We remain resolute in our determination to drive compliance at every level. We commissioned recovery agents to examine employers’ records and determine outstanding pension contributions and non-remittances for payment to be made. Substantial recoveries are being made and remitted. It is instructive to note that these non-remittances are being paid with appropriate penalties as well as interests that would have accrued to the RSAs. In the case of recalcitrant organisations, particularly those who make deductions from salaries of their employees but do not remit to their RSAS, we reiterate our resolve to ensure we turn them in to the appropriate law enforcement agencies.
PenCom is supposed to be supervising the Pension Transitional Arrangement Directorate (PTAD) and yet PTAD reports to the Finance Ministry. Why is it so?
PenCom was established by the PRA to regulate all pension matters in Nigeria. As at 2004 when the PRA was first enacted, there were retirees under the old DB Scheme in the public sector. Thus, under the transitional arrangements in the PRA, PTAD was to be established to oversee retirees under the old DB scheme in the Federal public service. The effective implementation of this provision commenced in 2012 when the government constituted an Inter-Ministerial Committee (IMC) chaired by the Director General of PenCom to recommend holistic measures at resolving the old DB issues.

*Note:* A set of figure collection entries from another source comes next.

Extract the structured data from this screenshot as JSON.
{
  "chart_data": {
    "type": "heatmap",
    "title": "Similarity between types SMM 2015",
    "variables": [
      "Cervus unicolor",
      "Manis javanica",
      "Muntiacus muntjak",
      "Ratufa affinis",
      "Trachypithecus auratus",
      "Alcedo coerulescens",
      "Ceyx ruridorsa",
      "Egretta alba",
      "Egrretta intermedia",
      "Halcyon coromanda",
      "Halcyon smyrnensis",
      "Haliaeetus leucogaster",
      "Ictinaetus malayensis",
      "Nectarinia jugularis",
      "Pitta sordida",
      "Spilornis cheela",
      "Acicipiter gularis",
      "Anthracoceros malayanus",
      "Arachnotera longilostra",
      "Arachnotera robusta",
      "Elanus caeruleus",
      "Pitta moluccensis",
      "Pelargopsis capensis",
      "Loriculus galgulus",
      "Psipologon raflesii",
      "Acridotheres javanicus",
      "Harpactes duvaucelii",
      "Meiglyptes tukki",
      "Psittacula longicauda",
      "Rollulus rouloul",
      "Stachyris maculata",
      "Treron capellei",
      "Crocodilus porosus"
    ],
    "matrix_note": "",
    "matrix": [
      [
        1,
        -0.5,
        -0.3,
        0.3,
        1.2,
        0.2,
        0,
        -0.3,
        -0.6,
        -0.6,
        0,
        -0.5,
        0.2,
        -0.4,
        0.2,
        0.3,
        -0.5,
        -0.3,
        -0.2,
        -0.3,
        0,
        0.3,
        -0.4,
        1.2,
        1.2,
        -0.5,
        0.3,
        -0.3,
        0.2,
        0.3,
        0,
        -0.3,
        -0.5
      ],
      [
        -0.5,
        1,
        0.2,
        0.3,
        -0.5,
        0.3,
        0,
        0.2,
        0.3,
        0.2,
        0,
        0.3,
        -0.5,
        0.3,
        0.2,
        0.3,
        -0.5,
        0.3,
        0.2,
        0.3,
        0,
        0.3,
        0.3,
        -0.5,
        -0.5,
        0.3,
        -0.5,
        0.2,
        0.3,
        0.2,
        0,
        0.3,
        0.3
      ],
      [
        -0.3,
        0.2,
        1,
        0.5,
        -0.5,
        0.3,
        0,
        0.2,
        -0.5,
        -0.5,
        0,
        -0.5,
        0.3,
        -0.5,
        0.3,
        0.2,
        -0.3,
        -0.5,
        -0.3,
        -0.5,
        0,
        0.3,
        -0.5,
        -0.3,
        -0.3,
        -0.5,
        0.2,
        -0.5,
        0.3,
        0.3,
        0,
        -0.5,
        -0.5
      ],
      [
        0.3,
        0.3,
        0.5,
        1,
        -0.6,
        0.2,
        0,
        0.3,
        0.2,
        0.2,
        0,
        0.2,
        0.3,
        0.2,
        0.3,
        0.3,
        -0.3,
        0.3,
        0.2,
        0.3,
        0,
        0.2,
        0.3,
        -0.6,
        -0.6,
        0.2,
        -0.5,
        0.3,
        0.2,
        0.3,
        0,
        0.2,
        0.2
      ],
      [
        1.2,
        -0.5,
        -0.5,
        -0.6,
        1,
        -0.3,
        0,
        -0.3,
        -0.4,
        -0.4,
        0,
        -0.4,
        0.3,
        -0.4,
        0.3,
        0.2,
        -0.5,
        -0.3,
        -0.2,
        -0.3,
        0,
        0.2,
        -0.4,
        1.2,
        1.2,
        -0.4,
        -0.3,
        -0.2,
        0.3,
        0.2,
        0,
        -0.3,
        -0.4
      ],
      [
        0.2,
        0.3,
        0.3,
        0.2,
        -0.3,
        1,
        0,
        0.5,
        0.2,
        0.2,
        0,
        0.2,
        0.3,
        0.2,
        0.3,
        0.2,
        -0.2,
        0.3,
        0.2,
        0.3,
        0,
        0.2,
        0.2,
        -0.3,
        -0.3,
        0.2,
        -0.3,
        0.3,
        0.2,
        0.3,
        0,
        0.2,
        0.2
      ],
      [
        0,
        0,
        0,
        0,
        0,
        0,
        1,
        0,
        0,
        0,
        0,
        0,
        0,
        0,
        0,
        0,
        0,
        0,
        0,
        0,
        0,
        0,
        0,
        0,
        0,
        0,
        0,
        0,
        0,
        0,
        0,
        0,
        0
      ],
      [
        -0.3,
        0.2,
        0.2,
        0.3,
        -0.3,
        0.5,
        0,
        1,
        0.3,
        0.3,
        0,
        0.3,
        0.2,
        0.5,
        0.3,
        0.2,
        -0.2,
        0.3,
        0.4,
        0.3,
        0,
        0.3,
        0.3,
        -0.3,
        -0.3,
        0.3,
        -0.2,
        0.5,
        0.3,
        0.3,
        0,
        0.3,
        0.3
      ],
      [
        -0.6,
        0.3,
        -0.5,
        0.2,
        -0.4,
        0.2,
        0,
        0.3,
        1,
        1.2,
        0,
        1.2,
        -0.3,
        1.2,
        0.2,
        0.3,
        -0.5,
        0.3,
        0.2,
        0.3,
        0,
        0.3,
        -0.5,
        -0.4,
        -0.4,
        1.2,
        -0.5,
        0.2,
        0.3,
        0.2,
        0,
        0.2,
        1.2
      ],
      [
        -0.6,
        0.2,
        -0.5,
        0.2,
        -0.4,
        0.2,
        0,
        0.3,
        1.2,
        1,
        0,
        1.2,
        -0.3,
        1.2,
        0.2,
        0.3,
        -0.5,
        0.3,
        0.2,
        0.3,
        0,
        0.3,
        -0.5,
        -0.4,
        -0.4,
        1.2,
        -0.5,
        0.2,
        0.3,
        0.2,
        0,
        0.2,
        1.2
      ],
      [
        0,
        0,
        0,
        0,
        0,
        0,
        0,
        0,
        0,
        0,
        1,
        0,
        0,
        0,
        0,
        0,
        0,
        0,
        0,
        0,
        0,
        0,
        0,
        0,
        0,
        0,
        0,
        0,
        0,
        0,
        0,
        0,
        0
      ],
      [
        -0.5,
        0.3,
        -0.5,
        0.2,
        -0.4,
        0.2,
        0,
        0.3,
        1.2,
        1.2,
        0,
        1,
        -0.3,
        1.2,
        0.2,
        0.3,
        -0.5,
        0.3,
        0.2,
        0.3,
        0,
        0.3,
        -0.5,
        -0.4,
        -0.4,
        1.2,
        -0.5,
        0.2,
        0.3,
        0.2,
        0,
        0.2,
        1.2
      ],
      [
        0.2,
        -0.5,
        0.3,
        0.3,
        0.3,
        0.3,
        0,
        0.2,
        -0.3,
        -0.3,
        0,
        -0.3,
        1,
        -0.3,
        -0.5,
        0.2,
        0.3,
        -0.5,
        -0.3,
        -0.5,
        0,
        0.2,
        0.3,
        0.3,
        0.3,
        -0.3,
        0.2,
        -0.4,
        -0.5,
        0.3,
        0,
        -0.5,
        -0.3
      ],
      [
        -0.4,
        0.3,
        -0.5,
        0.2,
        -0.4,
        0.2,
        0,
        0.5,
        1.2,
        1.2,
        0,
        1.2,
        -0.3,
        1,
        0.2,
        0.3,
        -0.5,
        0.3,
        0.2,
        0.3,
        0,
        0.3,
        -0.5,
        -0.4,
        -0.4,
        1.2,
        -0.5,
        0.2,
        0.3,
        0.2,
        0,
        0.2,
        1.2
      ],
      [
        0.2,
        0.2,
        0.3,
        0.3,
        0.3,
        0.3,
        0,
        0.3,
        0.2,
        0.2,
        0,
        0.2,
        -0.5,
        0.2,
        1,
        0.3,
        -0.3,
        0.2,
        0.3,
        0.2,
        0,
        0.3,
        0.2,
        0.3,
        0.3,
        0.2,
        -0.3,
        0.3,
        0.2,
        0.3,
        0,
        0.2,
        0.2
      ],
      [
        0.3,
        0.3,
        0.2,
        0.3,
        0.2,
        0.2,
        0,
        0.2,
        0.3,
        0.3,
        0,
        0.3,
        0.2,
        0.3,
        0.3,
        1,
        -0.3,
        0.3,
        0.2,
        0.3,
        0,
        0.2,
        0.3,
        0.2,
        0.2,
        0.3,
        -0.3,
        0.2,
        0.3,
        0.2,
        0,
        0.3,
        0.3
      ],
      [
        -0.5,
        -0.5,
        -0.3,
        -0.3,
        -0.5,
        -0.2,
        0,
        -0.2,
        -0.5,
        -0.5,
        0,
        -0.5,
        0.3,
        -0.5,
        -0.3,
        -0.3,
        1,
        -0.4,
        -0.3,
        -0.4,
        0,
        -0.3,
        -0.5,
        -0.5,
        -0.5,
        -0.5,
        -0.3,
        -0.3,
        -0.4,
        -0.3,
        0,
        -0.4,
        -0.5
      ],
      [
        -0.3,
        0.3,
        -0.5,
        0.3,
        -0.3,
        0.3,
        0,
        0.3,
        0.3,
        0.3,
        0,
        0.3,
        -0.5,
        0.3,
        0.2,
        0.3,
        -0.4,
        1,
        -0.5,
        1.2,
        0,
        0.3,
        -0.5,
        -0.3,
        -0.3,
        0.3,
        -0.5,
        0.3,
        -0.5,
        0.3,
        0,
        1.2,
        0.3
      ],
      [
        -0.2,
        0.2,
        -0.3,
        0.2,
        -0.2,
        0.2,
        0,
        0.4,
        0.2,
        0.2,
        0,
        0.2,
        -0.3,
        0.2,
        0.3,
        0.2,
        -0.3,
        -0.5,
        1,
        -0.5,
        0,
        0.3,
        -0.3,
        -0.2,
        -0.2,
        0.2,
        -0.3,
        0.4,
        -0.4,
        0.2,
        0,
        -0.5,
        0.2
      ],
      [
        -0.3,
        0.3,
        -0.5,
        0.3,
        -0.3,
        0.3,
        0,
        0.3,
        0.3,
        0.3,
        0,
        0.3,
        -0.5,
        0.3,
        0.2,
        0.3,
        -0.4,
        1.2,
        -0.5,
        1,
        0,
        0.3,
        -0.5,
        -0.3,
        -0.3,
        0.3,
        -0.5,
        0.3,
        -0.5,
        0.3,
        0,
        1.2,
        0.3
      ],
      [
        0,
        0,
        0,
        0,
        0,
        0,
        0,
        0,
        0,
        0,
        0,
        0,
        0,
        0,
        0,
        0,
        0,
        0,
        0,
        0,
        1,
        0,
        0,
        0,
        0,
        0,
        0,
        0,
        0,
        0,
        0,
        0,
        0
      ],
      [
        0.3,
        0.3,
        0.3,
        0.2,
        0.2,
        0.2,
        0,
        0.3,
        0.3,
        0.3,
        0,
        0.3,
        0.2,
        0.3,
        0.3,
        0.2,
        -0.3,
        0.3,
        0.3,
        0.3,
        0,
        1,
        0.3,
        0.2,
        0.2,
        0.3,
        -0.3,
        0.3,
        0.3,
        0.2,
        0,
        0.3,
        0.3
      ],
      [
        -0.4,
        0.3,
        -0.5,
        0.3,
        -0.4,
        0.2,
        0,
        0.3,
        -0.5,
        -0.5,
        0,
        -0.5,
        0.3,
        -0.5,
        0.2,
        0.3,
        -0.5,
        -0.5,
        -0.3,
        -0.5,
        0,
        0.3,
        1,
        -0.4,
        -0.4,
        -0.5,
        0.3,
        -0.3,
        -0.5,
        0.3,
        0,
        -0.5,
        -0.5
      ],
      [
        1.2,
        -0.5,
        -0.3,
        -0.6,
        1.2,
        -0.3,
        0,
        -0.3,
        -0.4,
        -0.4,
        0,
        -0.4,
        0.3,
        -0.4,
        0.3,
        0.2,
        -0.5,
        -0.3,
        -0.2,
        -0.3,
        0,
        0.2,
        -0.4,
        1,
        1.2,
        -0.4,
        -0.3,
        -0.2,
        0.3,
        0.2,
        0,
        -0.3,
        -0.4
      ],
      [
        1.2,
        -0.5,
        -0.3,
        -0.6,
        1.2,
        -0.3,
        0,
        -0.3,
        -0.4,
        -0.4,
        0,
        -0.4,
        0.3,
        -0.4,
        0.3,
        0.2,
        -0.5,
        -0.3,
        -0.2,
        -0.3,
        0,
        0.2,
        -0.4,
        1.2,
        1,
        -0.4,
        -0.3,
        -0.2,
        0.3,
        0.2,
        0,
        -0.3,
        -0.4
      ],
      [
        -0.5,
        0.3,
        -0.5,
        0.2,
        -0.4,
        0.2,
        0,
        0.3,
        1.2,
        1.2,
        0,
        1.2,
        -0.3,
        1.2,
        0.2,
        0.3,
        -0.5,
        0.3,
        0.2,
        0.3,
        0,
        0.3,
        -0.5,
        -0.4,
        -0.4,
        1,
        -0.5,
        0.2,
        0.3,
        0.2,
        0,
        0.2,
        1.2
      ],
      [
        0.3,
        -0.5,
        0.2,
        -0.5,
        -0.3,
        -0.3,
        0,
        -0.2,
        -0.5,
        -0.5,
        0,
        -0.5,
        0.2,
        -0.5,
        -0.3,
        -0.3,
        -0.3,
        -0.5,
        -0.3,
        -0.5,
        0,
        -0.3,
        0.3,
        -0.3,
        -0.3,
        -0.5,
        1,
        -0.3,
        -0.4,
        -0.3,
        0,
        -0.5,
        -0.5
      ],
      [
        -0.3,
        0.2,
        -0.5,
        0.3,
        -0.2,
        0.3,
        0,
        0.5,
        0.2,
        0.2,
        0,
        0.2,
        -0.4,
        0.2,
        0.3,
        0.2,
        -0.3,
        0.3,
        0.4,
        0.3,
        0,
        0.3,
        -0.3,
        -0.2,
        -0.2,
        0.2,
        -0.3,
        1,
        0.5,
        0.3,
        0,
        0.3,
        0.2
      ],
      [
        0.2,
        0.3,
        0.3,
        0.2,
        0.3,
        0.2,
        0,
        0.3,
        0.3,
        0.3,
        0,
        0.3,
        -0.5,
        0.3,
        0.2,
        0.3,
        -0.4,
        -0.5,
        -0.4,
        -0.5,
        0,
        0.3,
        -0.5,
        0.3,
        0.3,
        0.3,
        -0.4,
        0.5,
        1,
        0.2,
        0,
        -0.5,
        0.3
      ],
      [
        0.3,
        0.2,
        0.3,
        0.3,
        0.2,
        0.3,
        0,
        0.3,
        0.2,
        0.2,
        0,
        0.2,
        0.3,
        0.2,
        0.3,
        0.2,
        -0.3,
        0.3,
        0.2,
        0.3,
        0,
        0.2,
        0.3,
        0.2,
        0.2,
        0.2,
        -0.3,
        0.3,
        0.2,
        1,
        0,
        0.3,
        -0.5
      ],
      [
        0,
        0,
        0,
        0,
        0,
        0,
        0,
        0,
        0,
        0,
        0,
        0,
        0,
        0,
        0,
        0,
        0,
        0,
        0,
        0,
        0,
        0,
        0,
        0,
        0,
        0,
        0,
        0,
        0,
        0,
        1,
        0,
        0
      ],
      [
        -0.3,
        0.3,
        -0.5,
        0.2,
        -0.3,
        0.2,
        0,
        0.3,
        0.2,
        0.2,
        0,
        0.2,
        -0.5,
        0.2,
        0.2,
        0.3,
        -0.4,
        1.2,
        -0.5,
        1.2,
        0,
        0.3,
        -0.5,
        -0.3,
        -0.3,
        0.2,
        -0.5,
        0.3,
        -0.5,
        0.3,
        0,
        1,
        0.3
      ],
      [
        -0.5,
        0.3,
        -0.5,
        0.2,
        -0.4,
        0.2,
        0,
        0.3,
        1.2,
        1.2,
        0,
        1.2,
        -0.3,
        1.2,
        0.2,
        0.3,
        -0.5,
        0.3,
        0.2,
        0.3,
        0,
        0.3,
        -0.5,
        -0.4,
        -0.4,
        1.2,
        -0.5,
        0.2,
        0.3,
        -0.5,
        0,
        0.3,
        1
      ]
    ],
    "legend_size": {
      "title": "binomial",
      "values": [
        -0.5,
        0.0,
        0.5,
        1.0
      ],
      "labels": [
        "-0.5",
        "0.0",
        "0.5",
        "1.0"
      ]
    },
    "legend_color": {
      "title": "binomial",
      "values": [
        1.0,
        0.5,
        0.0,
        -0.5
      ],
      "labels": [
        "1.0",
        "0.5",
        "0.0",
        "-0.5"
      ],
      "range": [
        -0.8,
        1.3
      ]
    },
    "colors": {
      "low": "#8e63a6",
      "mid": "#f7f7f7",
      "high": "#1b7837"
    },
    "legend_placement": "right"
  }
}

The recommendations of the IMC led to the commencement of PTAD in 2013. However, the enactment of the PRA 2014 thereafter streamlined the structure of PTAD through express enabling provisions to consolidate under one platform, all the FGN pension departments, i.e. Civil Service; Police and Customs, Immigration and Prisons (CIPPO). PTAD is regulated by PenCom and guidelines for their operations have been issued. That PTAD reports to the Federal Ministry of Finance is as prescribed by the PRA 2014 for administrative purposes. This does not in any way conflict with our regulatory activities.